Read Provenance for a Resource
# Get all provenance records targeting a specific resource
curl "https://api.esus.health/fhir/Provenance?target=DiagnosticReport/bb22cc33-dd44-ee55-ff66-778899001122" \
-H "Authorization: Bearer TOKEN"
Provenance Structure
{
"resourceType": "Provenance",
"target": [{ "reference": "Observation/aa11bb22-cc33-dd44-ee55-ff6677889900" }],
"recorded": "2024-01-15T10:30:00Z",
"policy": ["https://esus.health/integrity-policy"],
"activity": {
"coding": [{
"system": "http://terminology.hl7.org/CodeSystem/provenance-activity-type",
"code": "creation",
"display": "Created"
}]
},
"agent": [{
"type": {
"coding": [{
"system": "http://terminology.hl7.org/CodeSystem/extra-security-role-type",
"code": "author",
"display": "Author"
}]
},
"who": { "reference": "Practitioner/a7b1c2d3-e4f5-6789-abcd-ef0123456789" },
"onBehalfOf": { "reference": "Organization/9a8b7c6d-5e4f-3210-9876-543210fedcba" }
}],
"entity": [{
"role": "source",
"what": { "reference": "DocumentReference/cc33dd44-ee55-ff66-7788-990011223344" }
}]
}
Create a Provenance Record
curl -X POST https://api.esus.health/fhir/Provenance \
-H "Authorization: Bearer TOKEN" \
-H "Content-Type: application/fhir+json" \
-d '{
"resourceType": "Provenance",
"target": [{ "reference": "DiagnosticReport/bb22cc33-dd44-ee55-ff66-778899001122" }],
"recorded": "2024-01-15T10:30:00Z",
"activity": {
"coding": [{
"code": "import",
"display": "Imported from external system"
}]
},
"agent": [{
"who": { "reference": "Practitioner/a7b1c2d3-e4f5-6789-abcd-ef0123456789" },
"onBehalfOf": { "reference": "Organization/9a8b7c6d-5e4f-3210-9876-543210fedcba" }
}],
"entity": [{
"role": "source",
"what": { "reference": "DocumentReference/cc33dd44-ee55-ff66-7788-990011223344" }
}]
}'
Chain of Custody
To see all provenance records for a resource (showing every import, transformation, or update):
curl "https://api.esus.health/fhir/Provenance?target=Patient/3fa85f64-5717-4562-b3fc-2c963f66afa6" \
-H "Authorization: Bearer TOKEN"
Combined with _history, this gives you a complete audit trail of both the data changes (versions) and their origins (provenance).
PHI Encryption at Rest
All PHI fields (names, contact information, identifiers) are encrypted at rest using AES-256-GCM before being stored in the database.
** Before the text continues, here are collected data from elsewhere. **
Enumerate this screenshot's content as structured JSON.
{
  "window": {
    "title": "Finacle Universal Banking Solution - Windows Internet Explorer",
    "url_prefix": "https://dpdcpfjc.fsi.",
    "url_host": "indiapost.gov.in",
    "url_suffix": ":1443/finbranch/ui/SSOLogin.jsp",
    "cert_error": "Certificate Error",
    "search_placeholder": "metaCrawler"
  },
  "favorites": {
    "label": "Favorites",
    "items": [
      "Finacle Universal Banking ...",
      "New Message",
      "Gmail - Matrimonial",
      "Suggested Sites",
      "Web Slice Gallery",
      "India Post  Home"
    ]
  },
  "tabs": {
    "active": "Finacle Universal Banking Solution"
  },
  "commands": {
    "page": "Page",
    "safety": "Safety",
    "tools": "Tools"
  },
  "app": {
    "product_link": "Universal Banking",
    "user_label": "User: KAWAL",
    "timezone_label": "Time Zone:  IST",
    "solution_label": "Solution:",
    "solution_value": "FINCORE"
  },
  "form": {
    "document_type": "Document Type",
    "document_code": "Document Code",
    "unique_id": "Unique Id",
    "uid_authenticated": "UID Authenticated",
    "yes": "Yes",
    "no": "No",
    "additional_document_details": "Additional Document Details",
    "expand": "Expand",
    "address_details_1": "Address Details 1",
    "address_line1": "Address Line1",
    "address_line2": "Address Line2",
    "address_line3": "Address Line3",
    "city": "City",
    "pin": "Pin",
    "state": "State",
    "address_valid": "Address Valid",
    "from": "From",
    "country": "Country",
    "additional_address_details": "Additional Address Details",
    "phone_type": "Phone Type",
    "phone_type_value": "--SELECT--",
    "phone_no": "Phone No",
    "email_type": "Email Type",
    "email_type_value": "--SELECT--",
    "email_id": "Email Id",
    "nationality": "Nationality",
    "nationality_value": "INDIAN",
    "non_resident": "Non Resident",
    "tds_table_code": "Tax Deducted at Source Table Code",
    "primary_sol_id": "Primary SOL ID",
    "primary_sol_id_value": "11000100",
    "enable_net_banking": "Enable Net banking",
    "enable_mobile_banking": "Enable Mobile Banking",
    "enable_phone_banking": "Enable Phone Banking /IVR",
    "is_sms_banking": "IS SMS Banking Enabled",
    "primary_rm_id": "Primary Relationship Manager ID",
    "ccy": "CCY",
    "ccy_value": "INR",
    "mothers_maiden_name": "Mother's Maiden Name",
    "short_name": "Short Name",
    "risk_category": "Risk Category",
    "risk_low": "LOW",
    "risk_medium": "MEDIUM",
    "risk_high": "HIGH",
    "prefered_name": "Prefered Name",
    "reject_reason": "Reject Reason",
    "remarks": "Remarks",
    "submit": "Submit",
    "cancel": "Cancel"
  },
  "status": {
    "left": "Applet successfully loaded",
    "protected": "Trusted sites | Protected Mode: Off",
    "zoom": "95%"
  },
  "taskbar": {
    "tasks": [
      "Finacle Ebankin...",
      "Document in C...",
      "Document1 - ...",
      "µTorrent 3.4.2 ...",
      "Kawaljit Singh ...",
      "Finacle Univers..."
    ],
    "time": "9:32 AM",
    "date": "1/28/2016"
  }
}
Encryption keys are derived per-tenant via HKDF-SHA256 from a root key held in an enterprise secret manager; your application never handles encryption or decryption directly.
Search is enabled via hashed indexes: phone and email fields are stored as hashed tokens, enabling search without decrypting every row.